Metrópole parece-se com o ciclo da vida. No início foi mata verde com rios de águas limpas; com animais silvestres; com pássaros e insetos sendo seus habitantes. O despertar das manhãs ruidosas tecidas por relinchos, mugidos, urros, berros, gorjeios, cantares zumbidos, sons de ventos percutindo nas árvores, nos barrancos dos rios.
A pacatez das tardes modorrentas quase completamente caladas, quando a sonolência grassa pela mata. Depois as noites soturnas, quando tudo adormece, ficando vivos apenas os animais que somente à noite despertam.
E chega o tempo em que o homem a mata descobre. Instala-se com sua choça. Planta sua roça. Mata e espanta a caça. Realça um pasto para seu gado e cavalos. Soma-se a aliados na expansão do que se torna um povoado. Que ascende a vila. Que ascende a cidade. Pequena ainda, todavia já com cara civilizada. O comércio feito de armazéns, de armarinhos, lojas, açougue, bares, sapataria, pensões. E o paço municipal. O cartório. O grupo escolar. A delegacia de polícia. A coletoria. A praça. A igreja.
Ocorre de ali instalar-se, pelas razões que o olho do capital eximiamente sabe, uma fábrica. Que logo se torna indústria. Pronto: a vertigem civitas fermenta. Similares e decorrentes vêm no rastro. O faro financeiro logo planta o sistema bancário. Quando se vê, já é uma baita cidade. E querendo mais. No crescimento da cidade é que medem o desenvolvimento do capital cujo vigor expansionista é infindável.
Cidade grande é lugar de grande consumo. Querência maior do capital. Cidade grande leva a crerem ser onde a vida melhor se explica. É rica. Logo, pólo de atração de multidão de vida iníqua. Preferem-na à vegetativa, empobrecida e destituída vida das entorpecidas cidadezinhas. Preferem-na à empedernida pobreza nordestina.

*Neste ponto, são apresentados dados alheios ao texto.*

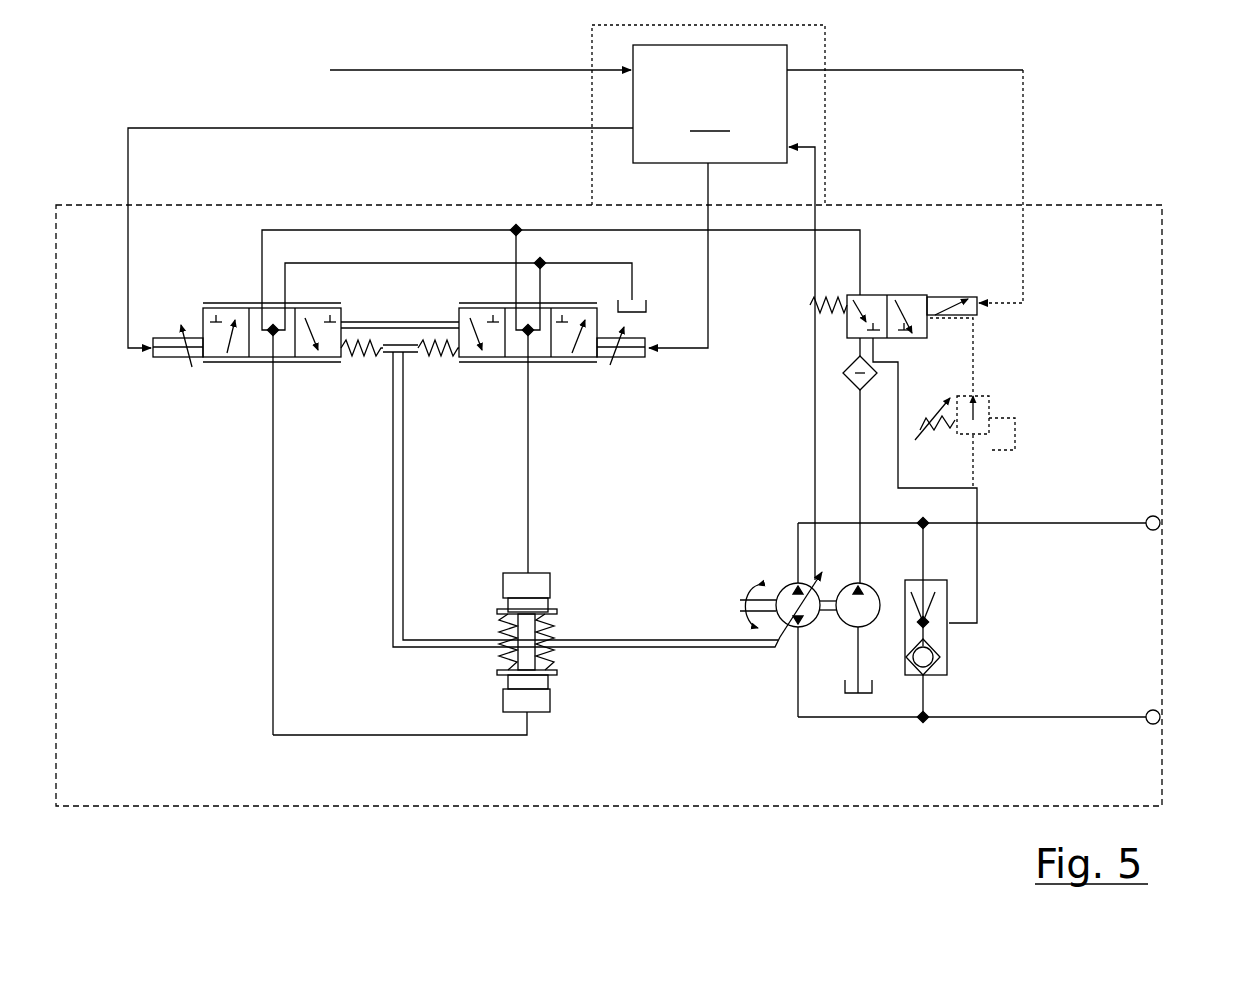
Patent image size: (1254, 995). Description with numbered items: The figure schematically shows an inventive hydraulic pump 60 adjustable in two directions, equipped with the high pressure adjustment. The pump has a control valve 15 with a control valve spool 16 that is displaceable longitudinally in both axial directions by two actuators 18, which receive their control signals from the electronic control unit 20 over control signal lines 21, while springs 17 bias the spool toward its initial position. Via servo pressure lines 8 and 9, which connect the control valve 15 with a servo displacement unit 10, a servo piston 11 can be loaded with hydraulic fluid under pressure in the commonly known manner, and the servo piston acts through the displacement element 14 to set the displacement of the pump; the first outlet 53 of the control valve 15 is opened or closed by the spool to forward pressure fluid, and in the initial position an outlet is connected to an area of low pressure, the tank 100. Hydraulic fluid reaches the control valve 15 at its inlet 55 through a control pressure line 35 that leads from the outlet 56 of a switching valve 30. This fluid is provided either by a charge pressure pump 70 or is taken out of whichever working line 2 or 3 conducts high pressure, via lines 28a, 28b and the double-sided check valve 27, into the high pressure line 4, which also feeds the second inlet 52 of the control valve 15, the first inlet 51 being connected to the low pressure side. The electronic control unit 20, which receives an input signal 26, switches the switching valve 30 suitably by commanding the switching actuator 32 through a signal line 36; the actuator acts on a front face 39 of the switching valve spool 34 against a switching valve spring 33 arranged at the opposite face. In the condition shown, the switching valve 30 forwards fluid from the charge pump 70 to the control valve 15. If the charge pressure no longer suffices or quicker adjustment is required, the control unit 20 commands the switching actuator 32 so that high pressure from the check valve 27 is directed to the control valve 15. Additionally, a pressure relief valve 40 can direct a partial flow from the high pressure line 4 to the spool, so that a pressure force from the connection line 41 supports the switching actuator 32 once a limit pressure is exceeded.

The working line 2 is at (1100, 525).
The working line 3 is at (1123, 717).
The high pressure line 4 is at (977, 507).
The servo pressure line 8 is at (275, 620).
The servo pressure line 9 is at (528, 530).
The servo displacement unit 10 is at (465, 697).
The servo piston 11 is at (530, 610).
The displacement element 14 is at (660, 645).
The control valve 15 is at (303, 478).
The control valve spool 16 is at (398, 320).
The spring 17 is at (365, 367).
The actuator 18 is at (175, 345).
The electronic control unit 20 is at (710, 104).
The control signal line 21 is at (130, 357).
The input signal 26 is at (457, 70).
The check valve 27 is at (948, 635).
The line 28a is at (920, 553).
The line 28b is at (925, 680).
The switching valve 30 is at (930, 258).
The switching actuator 32 is at (962, 297).
The switching valve spring 33 is at (815, 300).
The switching valve spool 34 is at (875, 308).
The control pressure line 35 is at (840, 228).
The signal line 36 is at (1023, 160).
The front face 39 is at (927, 330).
The pressure relief valve 40 is at (1045, 430).
The connection line 41 is at (973, 347).
The first inlet 51 is at (857, 340).
The second inlet 52 is at (875, 335).
The first outlet 53 is at (273, 363).
The inlet 55 is at (262, 303).
The outlet 56 is at (873, 295).
The hydraulic pump 60 is at (1165, 215).
The charge pressure pump 70 is at (850, 615).
The tank 100 is at (637, 306).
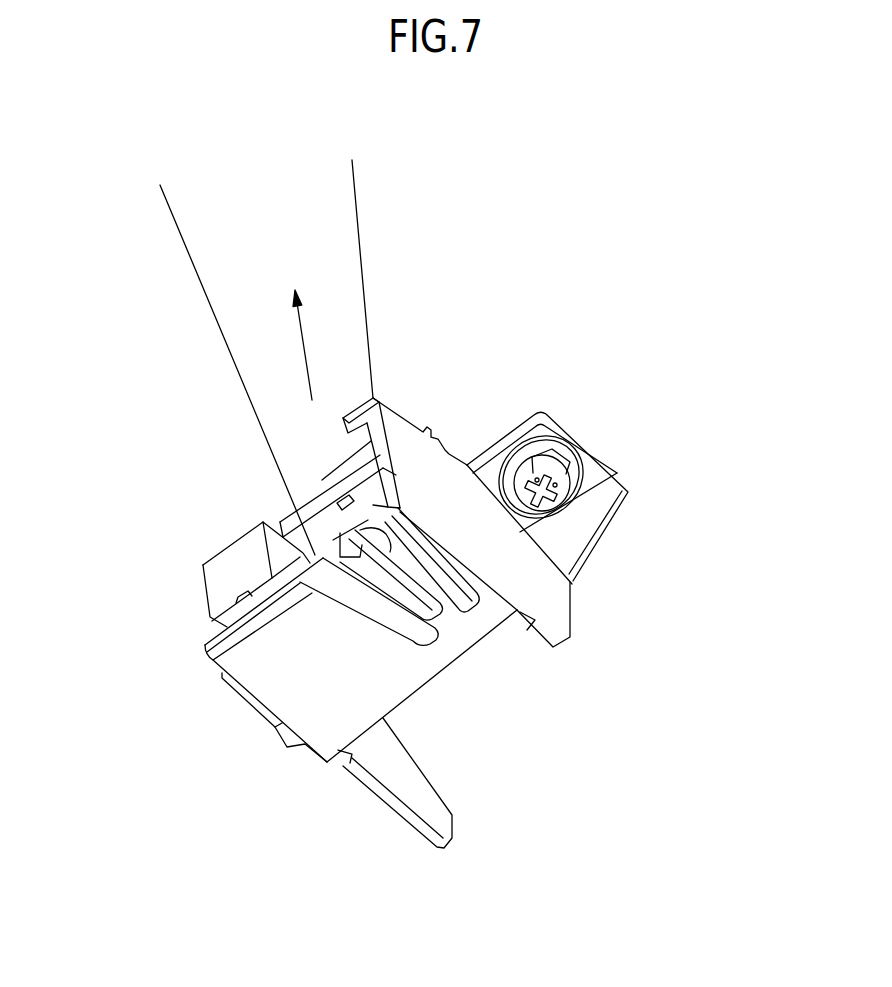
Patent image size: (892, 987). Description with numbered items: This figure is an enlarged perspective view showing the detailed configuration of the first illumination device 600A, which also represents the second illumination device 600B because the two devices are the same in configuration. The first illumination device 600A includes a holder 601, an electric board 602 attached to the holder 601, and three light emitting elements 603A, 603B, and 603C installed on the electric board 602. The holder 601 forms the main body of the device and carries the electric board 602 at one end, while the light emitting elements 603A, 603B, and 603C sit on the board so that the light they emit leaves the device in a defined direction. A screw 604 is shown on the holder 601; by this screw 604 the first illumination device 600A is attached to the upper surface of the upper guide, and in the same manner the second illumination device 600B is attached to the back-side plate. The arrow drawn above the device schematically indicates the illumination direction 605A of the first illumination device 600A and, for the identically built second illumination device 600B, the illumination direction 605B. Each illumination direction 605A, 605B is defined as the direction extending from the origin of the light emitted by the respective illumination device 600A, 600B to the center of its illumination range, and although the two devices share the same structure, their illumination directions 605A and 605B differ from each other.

The first illumination device 600A is at (584, 403).
The second illumination device 600B is at (404, 504).
The holder 601 is at (382, 675).
The electric board 602 is at (305, 546).
The light emitting element 603A is at (320, 490).
The light emitting element 603B is at (375, 396).
The light emitting element 603C is at (391, 466).
The screw 604 is at (553, 513).
The illumination direction 605A is at (302, 320).
The illumination direction 605B is at (302, 345).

Na grande cidade a vida passa mais rápida. São tantos os apelos à esperança, à cobiça, aos desejos, que o estado em que está é, para qualquer pessoa, sempre provisório. Logo, vai passar. Ainda que quase sempre nunca passe. As ilusões e os sonhos são contínuos, intermitentes, que acabam por se fazer uma condição de ser.
Na metrópole cabem os ricos, os remediados, os mendigos, os bandidos, os machos, os ambíguos. Na metrópole cabem os granitos, os neons, os grandes parques industriais com seus milhares de operários bem e mal pagos. As grandes redes bancárias com suas grandezas multiplicadas pelos eternos juros generosos.

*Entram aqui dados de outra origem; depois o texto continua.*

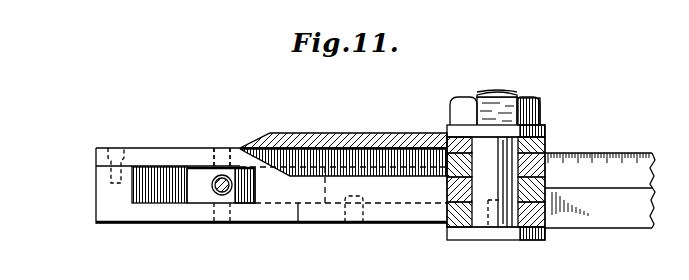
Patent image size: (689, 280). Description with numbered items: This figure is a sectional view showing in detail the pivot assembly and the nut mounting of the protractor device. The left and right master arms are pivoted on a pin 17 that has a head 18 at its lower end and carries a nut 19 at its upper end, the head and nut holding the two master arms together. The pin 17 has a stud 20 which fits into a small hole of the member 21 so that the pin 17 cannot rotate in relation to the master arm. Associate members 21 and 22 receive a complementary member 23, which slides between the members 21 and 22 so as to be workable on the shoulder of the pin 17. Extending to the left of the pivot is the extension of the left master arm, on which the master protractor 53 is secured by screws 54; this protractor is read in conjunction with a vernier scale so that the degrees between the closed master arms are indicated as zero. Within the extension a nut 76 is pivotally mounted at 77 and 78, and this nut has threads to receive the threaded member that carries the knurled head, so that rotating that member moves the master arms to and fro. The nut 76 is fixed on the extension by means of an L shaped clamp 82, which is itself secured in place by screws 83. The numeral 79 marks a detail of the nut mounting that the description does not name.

The pin 17 is at (497, 89).
The head 18 is at (466, 232).
The nut 19 is at (530, 114).
The stud 20 is at (500, 233).
The member 21 is at (455, 215).
The member 22 is at (547, 157).
The complementary member 23 is at (450, 185).
The master protractor 53 is at (305, 133).
The screws 54 is at (407, 134).
The nut 76 is at (205, 168).
The pivot mounting 77 is at (228, 152).
The pivot mounting 78 is at (227, 212).
The rivet 79 is at (216, 192).
The L shaped clamp 82 is at (96, 206).
The screws 83 is at (113, 148).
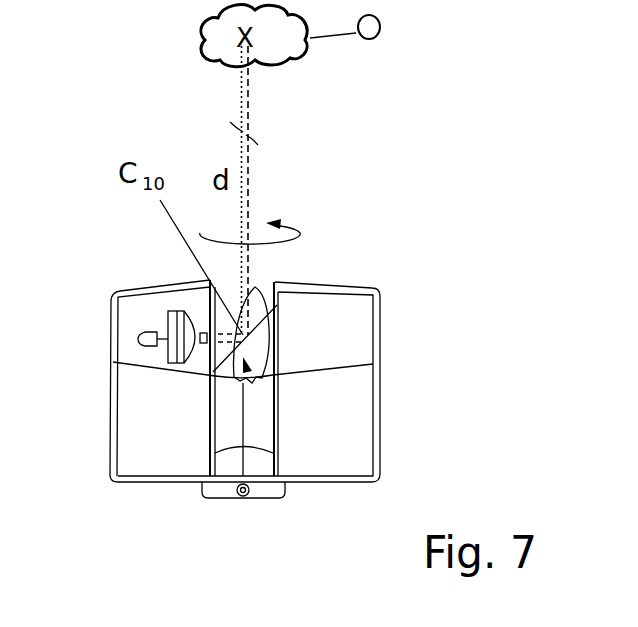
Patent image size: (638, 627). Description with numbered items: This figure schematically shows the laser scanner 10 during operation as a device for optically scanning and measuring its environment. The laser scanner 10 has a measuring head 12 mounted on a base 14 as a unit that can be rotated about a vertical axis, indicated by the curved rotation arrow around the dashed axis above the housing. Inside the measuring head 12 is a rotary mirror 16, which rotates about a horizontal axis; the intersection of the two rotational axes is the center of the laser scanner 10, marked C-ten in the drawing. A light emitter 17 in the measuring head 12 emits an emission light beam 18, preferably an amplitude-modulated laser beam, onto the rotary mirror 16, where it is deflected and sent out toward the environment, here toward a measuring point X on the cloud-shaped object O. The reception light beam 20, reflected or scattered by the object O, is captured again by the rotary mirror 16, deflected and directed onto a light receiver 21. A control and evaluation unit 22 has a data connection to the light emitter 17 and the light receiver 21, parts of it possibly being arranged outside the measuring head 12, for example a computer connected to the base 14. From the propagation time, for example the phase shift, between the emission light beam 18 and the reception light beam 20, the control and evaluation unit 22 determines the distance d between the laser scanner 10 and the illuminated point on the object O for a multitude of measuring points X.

Na metrópole cabem os megaprédios abrigando negócios, ócios, trabalhos laboriosos. Nela cabem bairros médios, bairros periféricos, bairros fétidos com seus recursos leprosos, com seus usuários arruinados.
Cabem na metrópole homens sólidos; homens sórdidos; homens dolosos; homens inescrupulosos; homens cancerosos; homens rancorosos.
A metrópole é uma espantosa síntese. Nela coexistem a riqueza, a miséria e a opulência; o capital e o trabalho. A metrópole é o sofrimento, a aporrinhação, o aborrecimento, a correria, o desenfreado movimento, dos quais seus metropolitanos não admitem se desvencilhar.